Иммобилизационные (фиксационные) — использование гипсовых повязок (или полимерных аналогов) после закрытой репозиции или без репозиции, если перелом без смещения.
Слайд 49.
При формировании иммобилизирующей повязки выделяют следующие этапы:
Подготовка гипсовых бинтов или их аналогов — бинт, пропитанный гипсом или его полимерным аналогом, выкладывается в непосредственной близости от места проведения иммобилизации. Подготавливается вода для их последующего смачивания. Гипсовый бинт смачивают предварительно, полимерный в процессе формирования лонгеты.
Формирование гипсовой лонгеты — на ровную чистую поверхность выкладываться слой за слоем бинт определённой, заранее измеренной длины. Для различных частей тела количество слоев гипсовой лонгеты различно. Для предплечья, плеча — 5-6 слоёв, для голени — 8-10 слоёв, для бедра — 10-12 слоёв.
Наложение повязки — после обработка ссадин раствором антисептика на все костные выступы, попадающие под иммобилизирующую повязку, укладываются кусочки ваты или ткани для предотвращения возникновения пролежней.
Затем на конечность устанавливается гипсовая лонгета или её полимерный аналог и осуществляется циркулярное бинтование. При этом соблюдают следующие правила:
1. Конечность, по возможности, находится в физиологически выгодном положении.
2. Повязка должна обязательно охватывать два сустава — один дистальней, другой проксимальней места перелома.
3. Бинт не перекручивают, а подрезают.
4. Дистальные участки конечности (кончики пальцев) должны оставаться открытыми.
Последний пункт особенно важен. После наложения повязки может развиться отёк мягких тканей, и при появлении признаков отёка на дистальных частях конечности нужно рассечь повязку продольно, чтобы предотвратить развитие трофических изменений.
Слайд 50.
Тракционные методы – создание вытяжения, которое призвано нейтрализовать действие мышечных пластов, крепящихся к костным отломкам, предотвратить смещение их друг относительно друга и создать условия для адекватной регенерации костной ткани
Использование разных видов вытяжения — скелетного, реже — манжеточного, лейкопластырного, клеевого.
Слайд 51.
Скелетное вытяжение — метод тракции, при котором груз, обеспечивающий поддержание костных отломков в положении, оптимальном для регенерации, крепится к спице, проведённой через кость.
К достоинствам относится относительная простота исполнения и эффективность тракции, надёжность фиксации груза. Недостатком является длительная вынужденная иммобилизация пациента, негативно сказывающаяся на его общем состоянии.
Слайд 52.
Груз состоит из набора круглых пластин заданной массы, надетых на стержень. Масса пластин стандартна и составляет 500 и 1000 граммов. Он соединяется с металлическим тросом, который соединён с пружинным демпфером. Задачей демпфера является гашение колебаний, неизбежно возникающих при движении пациента в постели и смещении груза.
Дистальней места поражения крепится груз, обеспечивающий адекватное вытяжение. Масса груза зависит от кости, для которой проводится тракция.
Прочие методы вытяжения применяются относительно редко из-за низкой эффективности.
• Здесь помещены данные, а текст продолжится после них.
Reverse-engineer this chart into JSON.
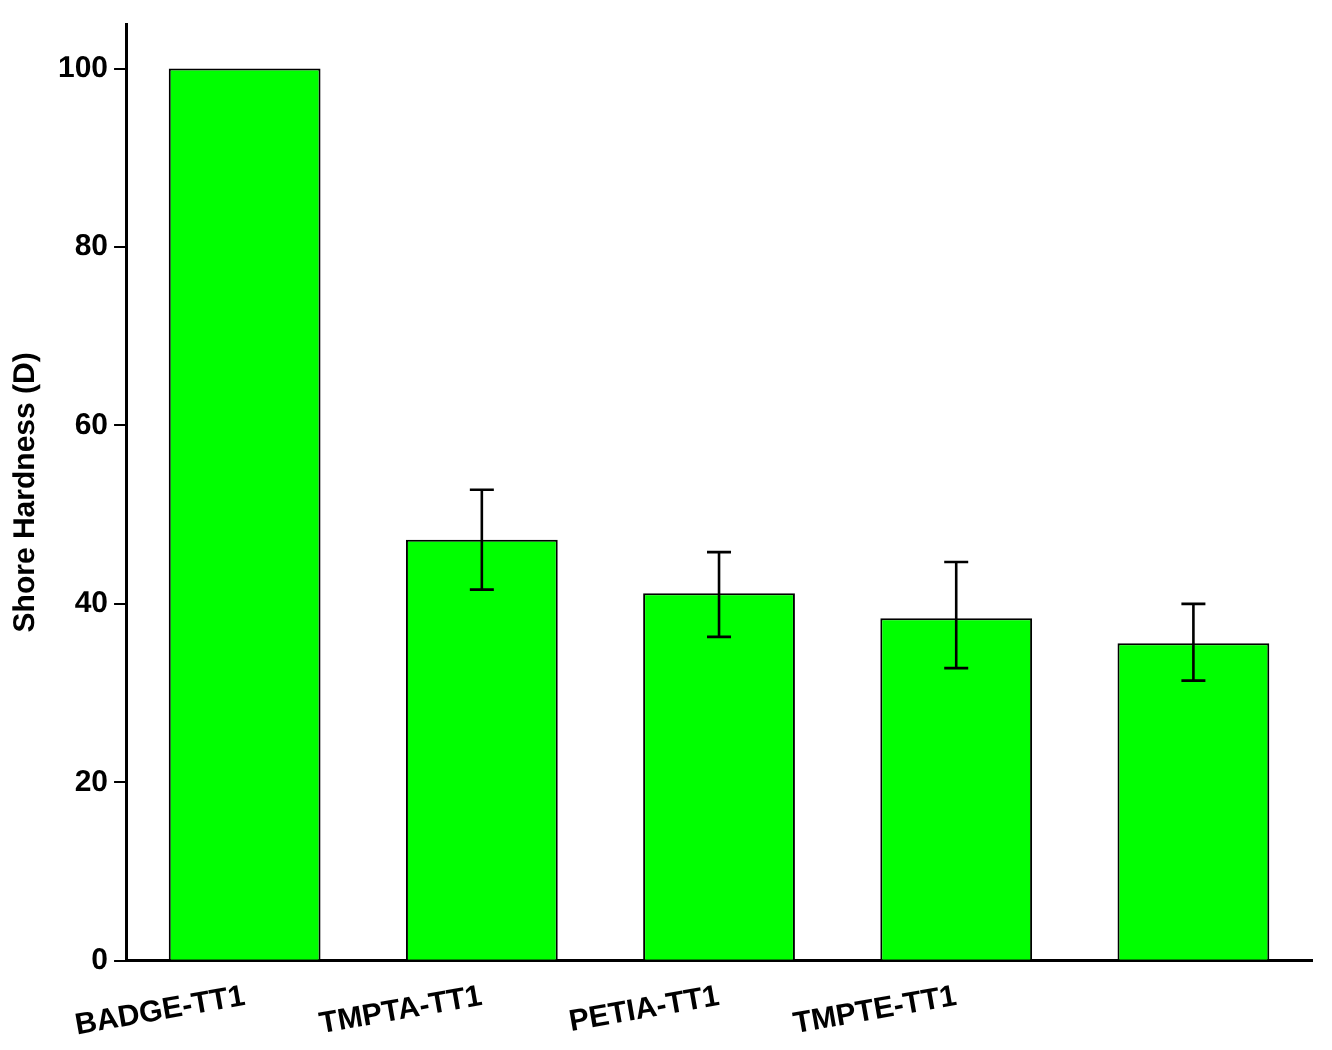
{
  "chart_data": {
    "type": "bar",
    "ylabel": "Shore Hardness (D)",
    "categories": [
      "BADGE-TT1",
      "TMPTA-TT1",
      "PETIA-TT1",
      "TMPTE-TT1",
      null
    ],
    "values": [
      100,
      47.2,
      41.2,
      38.4,
      35.6
    ],
    "errors": [
      null,
      [
        41.6,
        52.8
      ],
      [
        36.3,
        45.8
      ],
      [
        32.8,
        44.7
      ],
      [
        31.4,
        40
      ]
    ],
    "color": "#00ff00",
    "ylim": [
      0,
      105
    ],
    "yticks": [
      0,
      20,
      40,
      60,
      80,
      100
    ],
    "grid": false,
    "legend": false
  }
}
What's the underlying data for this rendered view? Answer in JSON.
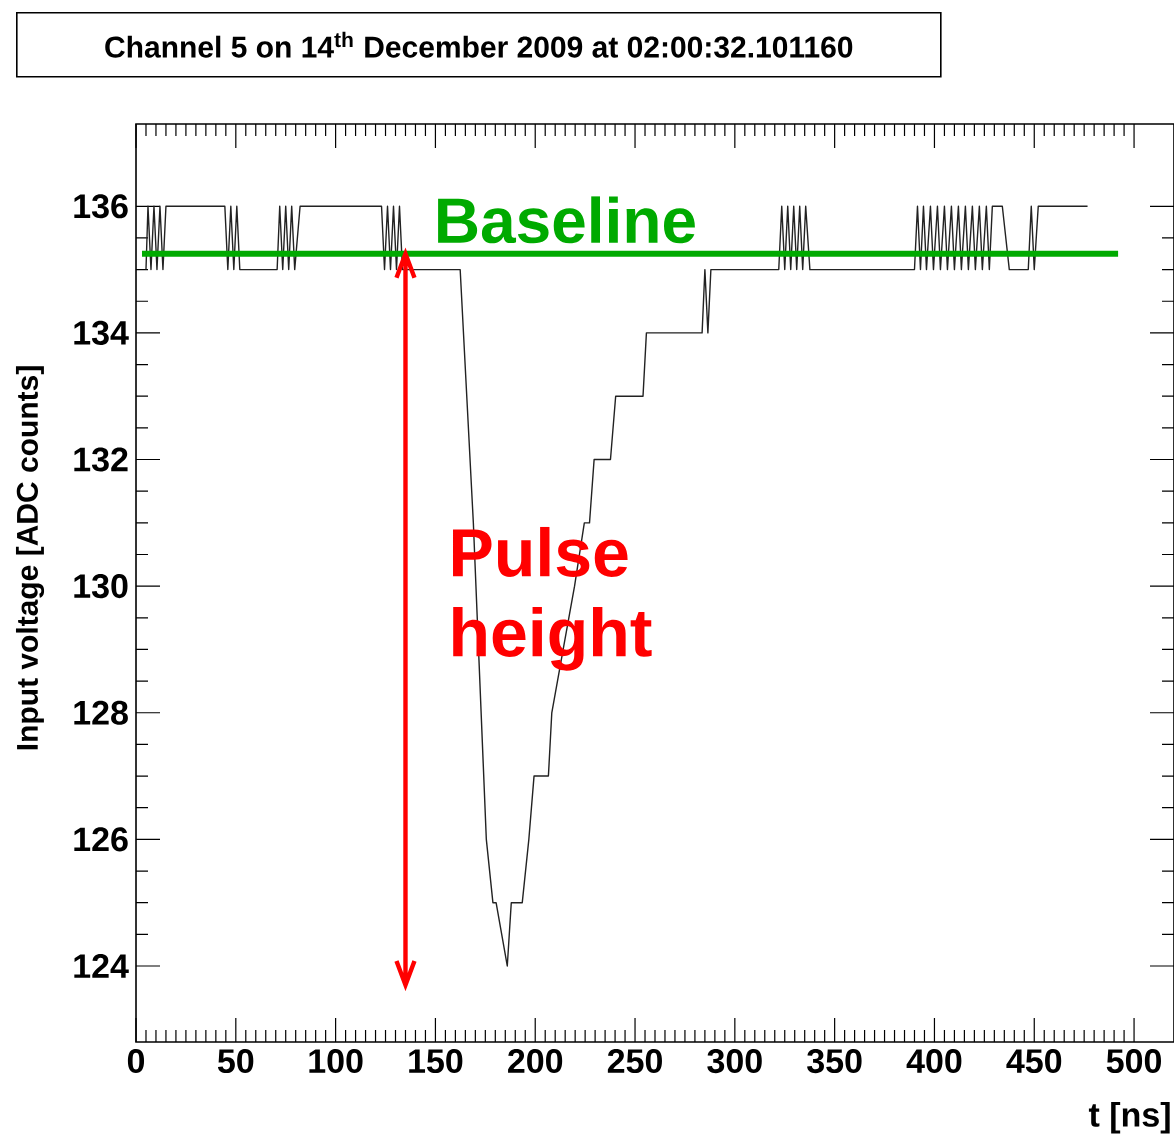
{
  "chart_data": {
    "type": "line",
    "title": "Channel 5 on 14$^{th}$ December 2009 at 02:00:32.101160",
    "xlabel": "t [ns]",
    "ylabel": "Input voltage [ADC counts]",
    "x": [
      5,
      6,
      7.5,
      9,
      10.5,
      12,
      13.5,
      15,
      44.5,
      46,
      47.5,
      49,
      50.5,
      52,
      54.4,
      70.7,
      72,
      73.5,
      75,
      76.5,
      78,
      79.5,
      82.2,
      123,
      124.5,
      126,
      127.5,
      129,
      130.5,
      132,
      133.5,
      136.2,
      162.4,
      169,
      175.5,
      178.8,
      180.4,
      186,
      188,
      193.5,
      196.8,
      199.4,
      206.6,
      208.3,
      214,
      219.7,
      224.6,
      227.2,
      229.5,
      237.7,
      240.3,
      254,
      255.7,
      283.6,
      285,
      286.5,
      288,
      322,
      323.5,
      325,
      326.5,
      328,
      329.5,
      331,
      332.5,
      334,
      335.5,
      337.6,
      390,
      391.5,
      393,
      394.5,
      396,
      398,
      399.5,
      401.5,
      403,
      405,
      406.5,
      408.5,
      410,
      412,
      413.5,
      415.5,
      417,
      419,
      420.5,
      422.5,
      424,
      426,
      427.5,
      429,
      434,
      437.5,
      447,
      448.5,
      450,
      452,
      476.7
    ],
    "series": [
      {
        "color": "#222222",
        "values": [
          135,
          136,
          135,
          136,
          135,
          136,
          135,
          136,
          136,
          135,
          136,
          135,
          136,
          135,
          135,
          135,
          136,
          135,
          136,
          135,
          136,
          135,
          136,
          136,
          135,
          136,
          135,
          136,
          135,
          136,
          135,
          135,
          135,
          131,
          126,
          125,
          125,
          124,
          125,
          125,
          126,
          127,
          127,
          128,
          129,
          130,
          131,
          131,
          132,
          132,
          133,
          133,
          134,
          134,
          135,
          134,
          135,
          135,
          136,
          135,
          136,
          135,
          136,
          135,
          136,
          135,
          136,
          135,
          135,
          136,
          135,
          136,
          135,
          136,
          135,
          136,
          135,
          136,
          135,
          136,
          135,
          136,
          135,
          136,
          135,
          136,
          135,
          136,
          135,
          136,
          135,
          136,
          136,
          135,
          135,
          136,
          135,
          136,
          136
        ]
      }
    ],
    "xlim": [
      0,
      520
    ],
    "ylim": [
      122.8,
      137.3
    ],
    "xticks": [
      0,
      50,
      100,
      150,
      200,
      250,
      300,
      350,
      400,
      450,
      500
    ],
    "yticks": [
      124,
      126,
      128,
      130,
      132,
      134,
      136
    ],
    "ref_lines": [
      {
        "axis": "y",
        "value": 135.25,
        "label": "Baseline",
        "color": "#00aa00"
      }
    ],
    "annotations": [
      "Pulse height"
    ]
  }
}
Это связано с невозможностью при данных методах фиксации крепления груза массой более 4—5 килограммов. Соответственно, оно может быть применено только при переломах небольших костей, которые могут быть адекватно репонированы и без тракционных методов лечения.
Слайд 53.
Функциональные методы – методы лечения без иммобилизации или с минимальной иммобилизацией повреждённого сегмента. Применяются относительно редко — в случае переломов небольших костей или трещин в трубчатых костях. Заключаются в обеспечении относительного покоя поражённого участка.